I had a great conversation this week with someone who runs a community development venture capital fund. We got down to the core with each other of “what brings you to this table?” The table in this case is a fund designed to make money but balance that with growing jobs in the community. We ended up talking about how people get rewarded for hard work and how much luck is involved. I think interestingly we come to a similar place but from different directions: I get the sense he too often has been accused of merely being lucky and not working for what he has. I on the other hand feel I’ve witnessed many people take good fortune as a validation of superiority. The truth is that we’ve both worked hard, and we’ve both had some good opportunities.
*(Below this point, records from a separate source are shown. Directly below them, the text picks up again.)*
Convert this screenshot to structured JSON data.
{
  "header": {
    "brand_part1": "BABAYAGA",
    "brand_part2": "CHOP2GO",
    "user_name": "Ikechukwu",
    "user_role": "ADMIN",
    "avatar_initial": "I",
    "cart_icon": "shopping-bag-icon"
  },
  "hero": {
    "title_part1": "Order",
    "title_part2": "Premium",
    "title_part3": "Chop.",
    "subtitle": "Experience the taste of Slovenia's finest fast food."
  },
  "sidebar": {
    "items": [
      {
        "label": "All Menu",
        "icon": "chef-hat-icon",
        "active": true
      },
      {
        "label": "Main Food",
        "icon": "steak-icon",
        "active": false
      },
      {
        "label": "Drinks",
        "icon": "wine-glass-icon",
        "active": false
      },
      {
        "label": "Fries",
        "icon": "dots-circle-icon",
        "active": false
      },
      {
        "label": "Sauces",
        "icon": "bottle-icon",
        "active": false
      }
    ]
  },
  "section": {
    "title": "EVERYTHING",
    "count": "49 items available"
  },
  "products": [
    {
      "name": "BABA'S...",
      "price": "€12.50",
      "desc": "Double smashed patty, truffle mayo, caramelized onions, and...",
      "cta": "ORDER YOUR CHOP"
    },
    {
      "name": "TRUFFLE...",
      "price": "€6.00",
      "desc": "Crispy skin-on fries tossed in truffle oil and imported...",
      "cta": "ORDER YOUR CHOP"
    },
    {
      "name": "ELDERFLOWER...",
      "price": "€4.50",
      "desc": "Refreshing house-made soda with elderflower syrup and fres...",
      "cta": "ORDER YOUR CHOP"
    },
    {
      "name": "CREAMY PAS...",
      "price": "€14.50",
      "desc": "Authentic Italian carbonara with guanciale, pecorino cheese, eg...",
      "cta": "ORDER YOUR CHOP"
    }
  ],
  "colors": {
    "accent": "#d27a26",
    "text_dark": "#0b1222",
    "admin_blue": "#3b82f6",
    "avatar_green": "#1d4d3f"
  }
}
The components of success: hard work, inspiration, opportunity. Looking at those as ingredients suggests that merely being exposed to opportunity is enough and that if one doesn’t take advantage of it then there’s either a lack of smarts or a lack of hard work. With that kind of framing it’s automatic to blame the non-achieving individual. But hard work isn’t an addable ingredient like that with a single opportunity. There needs to be infrastructure. When I look at how I’ve developed in my own life, and I reflect on sociology writings I’ve read about ambition and success, one opportunity is not enough. There needs to be a sequence of opportunities at the right time that create a reach opportunity with a reasonable chance of success to reward and thereby reinforce the hard work. That prepares the person to reach a little higher for the next opportunity. Multiple opportunities also give one a chance to recover from a setback. It’s pretty complicated to line up just the right set of learning so we can’t hand out opportunities like prizes on a game show: it needs to be raining opportunities of all kinds for people to get what they need to grow and become the best they can be.
I guess that’s what attracts me to this nexus of private equity and economic development. I want to help create a fertile environment where lots of people get to experiment and develop at lots of stages, not just the well-off, or the married to someone who can support me, or the young pup who reminds the well-off of their younger selves. We need fertile ground and lots of seeds if we want a vibrant economy.